S’enrichir avec les litiges

No 096 - Été 2023

Économie

S’enrichir avec les litiges

Colin Pratte

Au sein du capitalisme mondial financiarisé, non seulement les entreprises privées ont leur propre instance de résolution des litiges commerciaux, parallèles aux tribunaux étatiques, mais des entreprises cotées en bourse ont pour principale activité de financer de tels litiges internationaux en vue d’un gain. Quelle est la genèse de cette pratique financière déconcertante et pourquoi faut-il la craindre ?

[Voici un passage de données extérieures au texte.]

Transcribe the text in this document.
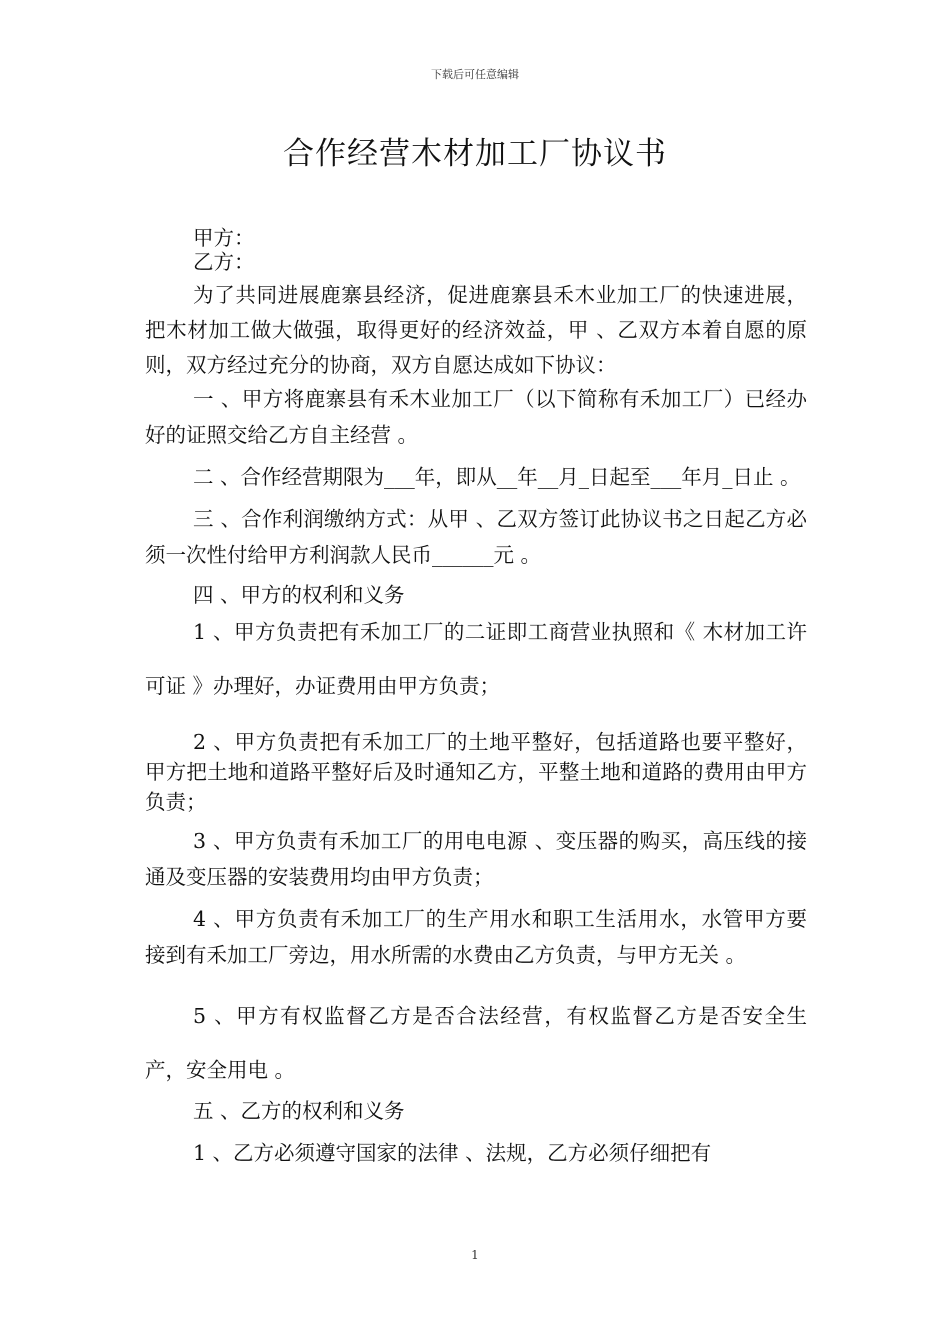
下载后可任意编辑
合作经营木材加工厂协议书

甲方：

乙方：

为了共同进展鹿寨县经济，促进鹿寨县禾木业加工厂的快速进展，把木材加工做大做强，取得更好的经济效益，甲 、乙双方本着自愿的原则，双方经过充分的协商，双方自愿达成如下协议：

一 、甲方将鹿寨县有禾木业加工厂（以下简称有禾加工厂）已经办好的证照交给乙方自主经营 。

二 、合作经营期限为___年，即从__年__月_日起至___年月_日止 。

三 、合作利润缴纳方式：从甲 、乙双方签订此协议书之日起乙方必须一次性付给甲方利润款人民币______元 。

四 、甲方的权利和义务

1 、甲方负责把有禾加工厂的二证即工商营业执照和《 木材加工许可证 》办理好，办证费用由甲方负责；

2 、甲方负责把有禾加工厂的土地平整好，包括道路也要平整好，甲方把土地和道路平整好后及时通知乙方，平整土地和道路的费用由甲方负责；

3 、甲方负责有禾加工厂的用电电源 、变压器的购买，高压线的接通及变压器的安装费用均由甲方负责；

4 、甲方负责有禾加工厂的生产用水和职工生活用水，水管甲方要接到有禾加工厂旁边，用水所需的水费由乙方负责，与甲方无关 。

5 、甲方有权监督乙方是否合法经营，有权监督乙方是否安全生产，安全用电 。

五 、乙方的权利和义务

1 、乙方必须遵守国家的法律 、法规，乙方必须仔细把有

1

En 2017, l’entreprise internationale d’investissement Burford Capital vendait, au prix de 107 millions $ US, ses droits sur un litige opposant l’Argentine à des compagnies aériennes que le pays avait nationalisées en 2001, dans la foulée de la plus grave crise économique de son histoire. Burford Capital agissait à titre de bailleur de fonds tiers auprès des lignes aériennes poursuivantes. Le tiers financier est un acteur extérieur à un litige juridique qui assume les coûts des procédures légales de la partie poursuivante moyennant des droits sur les réparations qui pourraient être obtenues à l’issue de l’arbitrage. Quelques mois après la transaction, le Centre international pour le règlement des différends relatifs aux investissements (CIRDI) rendait sa décision d’arbitrage et sommait l’État argentin de payer 320 millions $ US plus les intérêts aux lignes aériennes. L’année suivante, Burford capital se félicitait dans son rapport annuel pour son retour sur investissement de 722 %, soit un profit de 94 millions $ US.

Comment ces entreprises en sont-elles venues à avoir pour principale activité le financement de litiges en vue d’un gain, et en quoi est-ce que cela devrait nous alarmer ?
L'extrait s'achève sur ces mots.